Hitting play on a piece of music is an act of magic. The noise may be entering your own space and filling up your ears, but in fact it’s the other way around; it drags you, willing or otherwise, to a world usually much more interesting than your own. Over a quarter-of-a-century on, pressing play on the C86 mixtape still has that transporting impact – it opens up a portal to a different world.
In May 1986, NME readers witnessed what was considered as the “birth of indie-pop”. Across 22 tracks, the NME-curated mixtape united various DIY scenes that were scattered across the UK, showcasing some of the most exciting new bands on limited-edition cassettes. Months later, famed independent label Rough Trade would press the compilation to vinyl to cement its legacy.

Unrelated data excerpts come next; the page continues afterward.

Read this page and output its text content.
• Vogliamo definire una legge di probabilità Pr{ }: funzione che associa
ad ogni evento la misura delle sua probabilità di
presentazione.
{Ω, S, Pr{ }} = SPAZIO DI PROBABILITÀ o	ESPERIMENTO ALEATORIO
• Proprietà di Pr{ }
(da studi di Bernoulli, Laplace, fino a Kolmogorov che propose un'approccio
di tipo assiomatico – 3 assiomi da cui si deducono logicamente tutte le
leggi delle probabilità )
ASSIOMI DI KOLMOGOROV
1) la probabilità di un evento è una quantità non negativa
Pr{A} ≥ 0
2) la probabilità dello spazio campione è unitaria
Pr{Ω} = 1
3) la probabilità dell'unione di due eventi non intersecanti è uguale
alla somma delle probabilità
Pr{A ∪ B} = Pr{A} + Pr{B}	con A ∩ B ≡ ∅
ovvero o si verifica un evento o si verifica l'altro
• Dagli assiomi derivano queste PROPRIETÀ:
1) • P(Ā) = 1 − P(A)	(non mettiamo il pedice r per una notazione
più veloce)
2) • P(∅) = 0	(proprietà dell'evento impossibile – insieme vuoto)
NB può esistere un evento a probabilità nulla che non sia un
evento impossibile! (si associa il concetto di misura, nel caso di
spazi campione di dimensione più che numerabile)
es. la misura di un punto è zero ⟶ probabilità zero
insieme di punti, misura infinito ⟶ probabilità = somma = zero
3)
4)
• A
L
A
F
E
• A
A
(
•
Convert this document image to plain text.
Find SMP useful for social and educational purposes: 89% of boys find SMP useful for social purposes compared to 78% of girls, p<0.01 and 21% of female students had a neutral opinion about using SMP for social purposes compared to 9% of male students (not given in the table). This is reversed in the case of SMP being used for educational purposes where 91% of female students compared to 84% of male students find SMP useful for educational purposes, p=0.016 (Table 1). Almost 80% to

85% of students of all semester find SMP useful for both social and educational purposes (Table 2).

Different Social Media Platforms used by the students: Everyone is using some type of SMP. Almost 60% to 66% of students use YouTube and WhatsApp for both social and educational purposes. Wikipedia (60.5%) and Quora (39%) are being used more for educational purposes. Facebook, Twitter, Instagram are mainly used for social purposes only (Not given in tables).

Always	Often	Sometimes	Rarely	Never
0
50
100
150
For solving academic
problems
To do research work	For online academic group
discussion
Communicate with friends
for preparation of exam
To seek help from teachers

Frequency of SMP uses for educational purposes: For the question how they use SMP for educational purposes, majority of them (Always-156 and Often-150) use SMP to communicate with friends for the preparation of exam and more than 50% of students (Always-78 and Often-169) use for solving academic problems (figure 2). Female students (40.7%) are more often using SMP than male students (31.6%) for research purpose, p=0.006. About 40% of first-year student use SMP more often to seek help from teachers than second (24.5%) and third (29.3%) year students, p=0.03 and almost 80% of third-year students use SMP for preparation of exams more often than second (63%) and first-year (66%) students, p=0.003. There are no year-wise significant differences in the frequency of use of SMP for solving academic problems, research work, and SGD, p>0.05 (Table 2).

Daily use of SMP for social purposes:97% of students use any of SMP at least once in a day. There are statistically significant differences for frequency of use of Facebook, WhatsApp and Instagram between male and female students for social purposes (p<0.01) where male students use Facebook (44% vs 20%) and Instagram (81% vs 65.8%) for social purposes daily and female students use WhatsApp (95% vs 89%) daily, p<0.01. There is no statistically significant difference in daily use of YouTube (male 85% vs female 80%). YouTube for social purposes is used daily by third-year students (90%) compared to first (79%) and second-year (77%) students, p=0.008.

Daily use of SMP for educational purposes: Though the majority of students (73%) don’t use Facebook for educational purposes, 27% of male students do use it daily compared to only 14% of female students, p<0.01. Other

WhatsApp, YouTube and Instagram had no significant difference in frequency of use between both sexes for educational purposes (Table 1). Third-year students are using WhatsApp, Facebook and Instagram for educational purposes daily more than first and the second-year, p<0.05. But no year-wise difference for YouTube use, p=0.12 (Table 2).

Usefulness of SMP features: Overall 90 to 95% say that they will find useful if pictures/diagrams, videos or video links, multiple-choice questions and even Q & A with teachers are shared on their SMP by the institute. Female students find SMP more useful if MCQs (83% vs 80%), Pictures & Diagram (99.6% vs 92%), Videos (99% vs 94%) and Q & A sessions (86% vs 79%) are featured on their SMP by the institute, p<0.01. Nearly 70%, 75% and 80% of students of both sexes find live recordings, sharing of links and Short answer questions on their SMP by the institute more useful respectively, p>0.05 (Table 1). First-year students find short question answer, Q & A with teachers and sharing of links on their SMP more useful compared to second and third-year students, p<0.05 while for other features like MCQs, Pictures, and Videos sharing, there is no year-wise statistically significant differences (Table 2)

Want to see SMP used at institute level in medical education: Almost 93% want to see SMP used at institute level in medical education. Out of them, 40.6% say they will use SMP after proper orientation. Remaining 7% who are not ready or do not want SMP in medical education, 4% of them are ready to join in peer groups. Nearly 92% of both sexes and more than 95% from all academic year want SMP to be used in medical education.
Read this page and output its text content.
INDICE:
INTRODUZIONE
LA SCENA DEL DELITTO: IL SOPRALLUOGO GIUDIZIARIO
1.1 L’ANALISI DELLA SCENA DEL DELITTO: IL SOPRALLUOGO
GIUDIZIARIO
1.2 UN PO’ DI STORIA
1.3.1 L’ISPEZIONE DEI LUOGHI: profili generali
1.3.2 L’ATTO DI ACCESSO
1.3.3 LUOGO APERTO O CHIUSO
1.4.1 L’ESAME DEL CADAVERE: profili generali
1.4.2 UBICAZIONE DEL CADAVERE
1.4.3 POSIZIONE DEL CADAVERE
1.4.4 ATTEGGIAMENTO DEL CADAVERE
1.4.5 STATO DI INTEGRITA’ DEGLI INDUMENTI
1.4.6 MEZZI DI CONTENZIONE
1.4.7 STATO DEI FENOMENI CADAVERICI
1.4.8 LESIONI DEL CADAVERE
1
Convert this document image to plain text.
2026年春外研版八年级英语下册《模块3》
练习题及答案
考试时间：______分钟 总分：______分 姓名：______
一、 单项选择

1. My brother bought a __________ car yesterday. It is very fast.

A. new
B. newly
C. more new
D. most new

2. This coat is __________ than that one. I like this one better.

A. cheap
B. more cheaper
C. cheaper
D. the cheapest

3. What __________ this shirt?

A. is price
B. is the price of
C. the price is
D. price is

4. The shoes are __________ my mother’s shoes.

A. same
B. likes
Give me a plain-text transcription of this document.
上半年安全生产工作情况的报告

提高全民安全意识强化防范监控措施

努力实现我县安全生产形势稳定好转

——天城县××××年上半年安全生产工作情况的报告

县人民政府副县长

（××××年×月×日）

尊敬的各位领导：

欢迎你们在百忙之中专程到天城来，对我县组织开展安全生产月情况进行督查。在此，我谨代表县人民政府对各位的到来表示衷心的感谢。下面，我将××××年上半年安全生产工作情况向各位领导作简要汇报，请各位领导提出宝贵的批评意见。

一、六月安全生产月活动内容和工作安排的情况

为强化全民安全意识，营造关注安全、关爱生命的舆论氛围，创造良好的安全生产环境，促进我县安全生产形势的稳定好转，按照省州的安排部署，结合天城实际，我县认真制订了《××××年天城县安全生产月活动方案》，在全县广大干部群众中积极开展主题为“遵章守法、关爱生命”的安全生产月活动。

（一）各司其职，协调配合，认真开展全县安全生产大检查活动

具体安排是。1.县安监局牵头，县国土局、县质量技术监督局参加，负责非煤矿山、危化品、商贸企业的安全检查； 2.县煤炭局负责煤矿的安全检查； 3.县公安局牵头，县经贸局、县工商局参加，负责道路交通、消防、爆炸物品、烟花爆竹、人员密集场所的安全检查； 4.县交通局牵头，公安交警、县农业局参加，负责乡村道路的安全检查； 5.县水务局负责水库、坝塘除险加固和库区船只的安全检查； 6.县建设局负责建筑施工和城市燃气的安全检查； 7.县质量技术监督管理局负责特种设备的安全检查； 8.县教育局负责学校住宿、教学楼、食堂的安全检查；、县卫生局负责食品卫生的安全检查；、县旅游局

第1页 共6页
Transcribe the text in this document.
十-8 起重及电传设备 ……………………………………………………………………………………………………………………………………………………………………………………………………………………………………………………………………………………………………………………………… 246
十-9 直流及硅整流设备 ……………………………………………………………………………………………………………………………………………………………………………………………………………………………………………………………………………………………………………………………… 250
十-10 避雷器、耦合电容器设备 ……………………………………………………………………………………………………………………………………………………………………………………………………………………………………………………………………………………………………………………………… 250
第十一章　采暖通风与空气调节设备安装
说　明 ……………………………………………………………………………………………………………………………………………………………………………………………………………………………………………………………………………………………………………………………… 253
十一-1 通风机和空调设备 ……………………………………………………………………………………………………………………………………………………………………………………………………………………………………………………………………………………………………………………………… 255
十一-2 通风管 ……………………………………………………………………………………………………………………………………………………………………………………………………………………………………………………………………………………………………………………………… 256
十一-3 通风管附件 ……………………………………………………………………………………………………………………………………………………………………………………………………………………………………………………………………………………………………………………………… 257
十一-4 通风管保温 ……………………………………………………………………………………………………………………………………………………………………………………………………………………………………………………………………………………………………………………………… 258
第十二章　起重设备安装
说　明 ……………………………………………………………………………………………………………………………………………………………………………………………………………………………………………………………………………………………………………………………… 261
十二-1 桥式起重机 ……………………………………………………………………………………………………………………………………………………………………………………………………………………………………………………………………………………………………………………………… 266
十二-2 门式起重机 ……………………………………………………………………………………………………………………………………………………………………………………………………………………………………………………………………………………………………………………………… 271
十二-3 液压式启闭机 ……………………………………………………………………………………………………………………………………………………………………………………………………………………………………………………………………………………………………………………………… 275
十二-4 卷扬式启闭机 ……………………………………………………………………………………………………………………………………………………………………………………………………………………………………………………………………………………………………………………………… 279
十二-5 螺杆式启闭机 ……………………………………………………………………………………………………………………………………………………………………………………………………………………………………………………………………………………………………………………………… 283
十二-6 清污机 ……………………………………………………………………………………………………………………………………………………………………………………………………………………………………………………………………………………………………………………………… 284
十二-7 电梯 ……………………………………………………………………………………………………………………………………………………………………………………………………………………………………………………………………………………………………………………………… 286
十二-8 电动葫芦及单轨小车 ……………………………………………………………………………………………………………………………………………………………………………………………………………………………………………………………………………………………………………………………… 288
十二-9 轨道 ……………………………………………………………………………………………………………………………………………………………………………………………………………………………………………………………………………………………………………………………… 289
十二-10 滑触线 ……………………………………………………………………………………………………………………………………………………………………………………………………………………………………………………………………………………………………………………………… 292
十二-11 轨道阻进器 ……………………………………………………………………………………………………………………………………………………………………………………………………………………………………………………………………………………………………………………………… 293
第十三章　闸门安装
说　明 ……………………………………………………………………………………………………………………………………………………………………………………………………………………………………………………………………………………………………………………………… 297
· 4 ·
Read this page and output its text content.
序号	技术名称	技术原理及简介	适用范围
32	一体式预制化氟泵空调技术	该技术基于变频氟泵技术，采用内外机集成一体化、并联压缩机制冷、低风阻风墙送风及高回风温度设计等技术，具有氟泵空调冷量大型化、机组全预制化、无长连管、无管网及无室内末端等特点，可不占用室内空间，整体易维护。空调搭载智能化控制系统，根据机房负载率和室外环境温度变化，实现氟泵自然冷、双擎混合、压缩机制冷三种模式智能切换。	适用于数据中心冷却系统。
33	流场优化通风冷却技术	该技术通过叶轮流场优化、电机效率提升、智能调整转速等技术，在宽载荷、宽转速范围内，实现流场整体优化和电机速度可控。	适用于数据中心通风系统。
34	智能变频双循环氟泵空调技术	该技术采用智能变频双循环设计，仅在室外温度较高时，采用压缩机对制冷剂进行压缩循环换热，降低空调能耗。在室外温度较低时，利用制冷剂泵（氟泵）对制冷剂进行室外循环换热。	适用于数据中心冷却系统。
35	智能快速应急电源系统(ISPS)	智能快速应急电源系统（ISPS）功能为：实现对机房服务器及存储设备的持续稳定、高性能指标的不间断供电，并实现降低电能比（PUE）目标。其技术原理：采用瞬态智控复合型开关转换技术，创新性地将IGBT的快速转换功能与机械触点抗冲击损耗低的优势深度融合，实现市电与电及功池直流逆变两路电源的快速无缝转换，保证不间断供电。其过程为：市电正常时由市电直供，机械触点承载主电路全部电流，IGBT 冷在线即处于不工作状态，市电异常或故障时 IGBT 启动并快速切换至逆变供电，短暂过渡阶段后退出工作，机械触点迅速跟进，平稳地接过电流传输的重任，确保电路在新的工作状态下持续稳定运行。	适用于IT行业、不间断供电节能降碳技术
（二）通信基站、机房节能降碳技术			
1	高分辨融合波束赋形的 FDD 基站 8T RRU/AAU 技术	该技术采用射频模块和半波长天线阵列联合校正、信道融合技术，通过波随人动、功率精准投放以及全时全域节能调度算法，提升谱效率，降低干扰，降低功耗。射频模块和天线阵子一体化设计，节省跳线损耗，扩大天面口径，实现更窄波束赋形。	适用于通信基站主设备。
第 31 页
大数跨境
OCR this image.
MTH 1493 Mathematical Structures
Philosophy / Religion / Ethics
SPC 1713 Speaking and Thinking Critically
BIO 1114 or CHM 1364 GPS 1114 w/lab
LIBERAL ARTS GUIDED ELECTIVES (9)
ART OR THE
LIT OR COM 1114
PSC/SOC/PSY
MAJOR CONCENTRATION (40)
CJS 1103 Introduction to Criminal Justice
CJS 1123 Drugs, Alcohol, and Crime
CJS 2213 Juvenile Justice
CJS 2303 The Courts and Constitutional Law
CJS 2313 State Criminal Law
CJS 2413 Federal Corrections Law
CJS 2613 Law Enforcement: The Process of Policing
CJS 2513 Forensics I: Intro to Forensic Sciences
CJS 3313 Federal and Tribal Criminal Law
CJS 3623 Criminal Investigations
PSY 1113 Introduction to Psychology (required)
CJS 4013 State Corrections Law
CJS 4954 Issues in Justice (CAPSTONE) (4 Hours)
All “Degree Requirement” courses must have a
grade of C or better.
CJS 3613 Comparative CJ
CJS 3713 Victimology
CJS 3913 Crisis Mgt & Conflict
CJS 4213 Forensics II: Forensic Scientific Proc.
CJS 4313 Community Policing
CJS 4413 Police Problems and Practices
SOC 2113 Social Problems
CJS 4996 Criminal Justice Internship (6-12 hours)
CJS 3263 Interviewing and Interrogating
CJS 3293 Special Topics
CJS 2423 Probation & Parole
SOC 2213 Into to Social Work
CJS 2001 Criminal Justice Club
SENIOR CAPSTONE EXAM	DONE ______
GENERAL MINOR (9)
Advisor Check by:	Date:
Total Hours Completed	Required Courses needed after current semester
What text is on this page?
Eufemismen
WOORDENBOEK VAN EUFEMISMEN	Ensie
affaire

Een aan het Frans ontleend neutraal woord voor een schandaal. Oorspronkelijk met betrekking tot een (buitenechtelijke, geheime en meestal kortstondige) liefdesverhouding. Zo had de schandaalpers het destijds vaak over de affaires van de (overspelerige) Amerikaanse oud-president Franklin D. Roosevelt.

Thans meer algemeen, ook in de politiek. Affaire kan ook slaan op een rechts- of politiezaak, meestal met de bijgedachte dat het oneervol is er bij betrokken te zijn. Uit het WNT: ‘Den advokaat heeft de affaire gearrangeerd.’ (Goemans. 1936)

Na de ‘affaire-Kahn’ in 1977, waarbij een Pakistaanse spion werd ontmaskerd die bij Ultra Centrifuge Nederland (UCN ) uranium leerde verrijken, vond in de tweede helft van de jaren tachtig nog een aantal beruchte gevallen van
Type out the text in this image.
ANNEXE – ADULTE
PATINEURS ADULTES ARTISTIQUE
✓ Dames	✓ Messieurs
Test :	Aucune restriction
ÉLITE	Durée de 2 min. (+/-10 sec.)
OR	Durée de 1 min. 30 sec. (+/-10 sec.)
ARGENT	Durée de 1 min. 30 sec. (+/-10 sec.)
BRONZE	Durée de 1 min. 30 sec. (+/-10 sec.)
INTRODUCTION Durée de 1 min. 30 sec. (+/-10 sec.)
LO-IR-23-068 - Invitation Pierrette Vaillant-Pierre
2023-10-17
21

Compiled by NME staffers, the mixtape highlighted emerging bands with a common sound: breezy, sometimes sardonic, vocals backed by jangling guitars. It would not be the first – or last – time that the magazine’s staff would seek to manufacture scenes to boost their readership. On C86, many readers got their first introduction to The Wedding Present, Half Man Half Biscuit and more. Most famously, the mixtape opened with a track from Primal Scream – 1 m 22s ‘Velocity Girl’ which featured a young Bobby Gillespie on vocals.
Many of the threads heard on C86 are audible on C23 too. It’s not hard to imagine The Shrubs’ distorted, discordant vocals cropping up in today’s noise-rock scene, while the wonky rhythms of the Stump song ‘Buffalo’ provided a rough blueprint for guitar music’s whole-hearted embrace of the dancefloor in the ‘00s.
Within months, C86 would become infamous and still sparks debate today. At the time, the mixtape was emblematic of the publication’s warring factions at the time: the indie-rock writers vs. those embracing hip-hop, house and music emerging from the clubs. None of the latter’s flourishing scenes would appear on C86. Gillespie, told Uncut in 1999, said that it barely constituted a worthwhile scene anyway, bemoaning that their contemporaries “can’t play their instruments” and “can’t write songs.” Ouch.
But by uniting the muddled sounds of “indie” under a single albeit contested banner NME stamped a unique moment in British music. Journalist Nige Tassell, author of 2022 book Whatever Happened to the C86 Kids?: An Indie Odyssey, would write in The Guardian: “These groups laid the foundations for later outfits such as the Stone Roses, Oasis and Arctic Monkeys who took indie ‘overground’, swapping upstairs rooms in pubs for headline slots at the biggest festivals.”
In the ensuing years the C-series would lie largely dormant, but the appeal of discovery via curated mixtapes will always remain. It’s a magic trick that never gets boring.